The 68-year-old Hager is in his eighth year with the TCNJ staff as the co-special teams coordinator, tight ends coach and co-academic coordinator. Not showing any sign of retiring soon, it’s a job where he can still make a difference in the lives of players. His punter last year was a Division III All-American. He was the defensive coordinator at the school for three seasons and spent one year as interim head coach. He’s had both hips replaced, so his mobility is as good as ever.

“I love coaching,” he said. “Gosh, I’d like to live to be 100 and at the same time I hope I’m healthy enough to coach when I’m 99. I have a lot of fun doing it.”

He told the story of the feeling of coaching a young basketball player in Harvey, N.D., named Jeff Shale. Hager was a sophomore in high school in his hometown helping the youth basketball program.

“Way back when, a young man touched my heart, helping a player shoot a layup correctly and when he got it, it made the hair in my back stand up,” Hager said. “That still happens when young players get things you’re trying to teach them. That’s my high.”

Shale ended up playing football at NDSU.

Hager isn’t sure what’s in store in the fall for his Lions. It appears the school will be allowed to practice in some capacity in small groups, but the size of those has not been determined. It will most likely be comparable to the number of students allowed in a classroom at one time.

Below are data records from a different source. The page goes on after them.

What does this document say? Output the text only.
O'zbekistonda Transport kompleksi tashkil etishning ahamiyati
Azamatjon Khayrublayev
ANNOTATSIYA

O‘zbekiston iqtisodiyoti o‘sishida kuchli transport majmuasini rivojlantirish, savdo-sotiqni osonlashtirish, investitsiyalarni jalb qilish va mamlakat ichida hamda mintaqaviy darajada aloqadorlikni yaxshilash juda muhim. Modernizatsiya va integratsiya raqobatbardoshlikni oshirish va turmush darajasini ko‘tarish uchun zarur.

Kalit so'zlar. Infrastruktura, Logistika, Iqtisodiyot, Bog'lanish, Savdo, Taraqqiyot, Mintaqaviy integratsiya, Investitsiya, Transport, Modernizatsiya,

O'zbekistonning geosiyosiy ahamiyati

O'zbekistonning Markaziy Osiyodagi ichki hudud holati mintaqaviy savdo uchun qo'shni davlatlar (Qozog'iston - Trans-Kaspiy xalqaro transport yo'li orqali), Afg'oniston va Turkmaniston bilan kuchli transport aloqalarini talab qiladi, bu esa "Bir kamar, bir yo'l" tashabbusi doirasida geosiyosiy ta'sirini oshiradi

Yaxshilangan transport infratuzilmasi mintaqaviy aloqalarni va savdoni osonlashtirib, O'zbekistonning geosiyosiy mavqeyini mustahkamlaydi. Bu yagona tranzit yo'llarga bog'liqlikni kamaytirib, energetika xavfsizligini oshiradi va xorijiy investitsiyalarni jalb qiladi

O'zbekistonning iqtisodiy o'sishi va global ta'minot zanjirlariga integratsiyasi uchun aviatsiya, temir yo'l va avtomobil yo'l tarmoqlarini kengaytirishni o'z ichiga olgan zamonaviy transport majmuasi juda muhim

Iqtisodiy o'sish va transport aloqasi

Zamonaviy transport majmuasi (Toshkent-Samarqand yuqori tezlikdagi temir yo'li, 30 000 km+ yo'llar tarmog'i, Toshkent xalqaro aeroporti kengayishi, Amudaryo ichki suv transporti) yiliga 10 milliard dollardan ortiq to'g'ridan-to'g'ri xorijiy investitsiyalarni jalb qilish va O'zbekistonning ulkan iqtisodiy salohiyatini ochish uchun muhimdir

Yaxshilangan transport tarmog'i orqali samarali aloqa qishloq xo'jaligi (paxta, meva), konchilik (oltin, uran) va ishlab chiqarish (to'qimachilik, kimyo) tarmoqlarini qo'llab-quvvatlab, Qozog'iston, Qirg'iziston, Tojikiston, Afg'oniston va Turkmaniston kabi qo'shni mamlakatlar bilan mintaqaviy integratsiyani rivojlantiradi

“I know one thing, it’s hard to put together a football team 25 at a time,” Hager said. “What we’ll more than likely focus on is fundamental drills. If there is contact, we’ll have shields which makes it minimal but there’s no guarantee we’ll be allowed to do that.”

He had just finished a campus-wide zoom meeting on Wednesday where faculty and staff agreed to endure a two-week furlough. Asked if that means he’ll have an opportunity to watch NDSU play, he was more concerned about his New Jersey situation.

In a good world, the answer would be yes. He’s been in Frisco, Texas, for an NDSU FCS title game. He’s a member of the Bison Athletic Hall of Fame.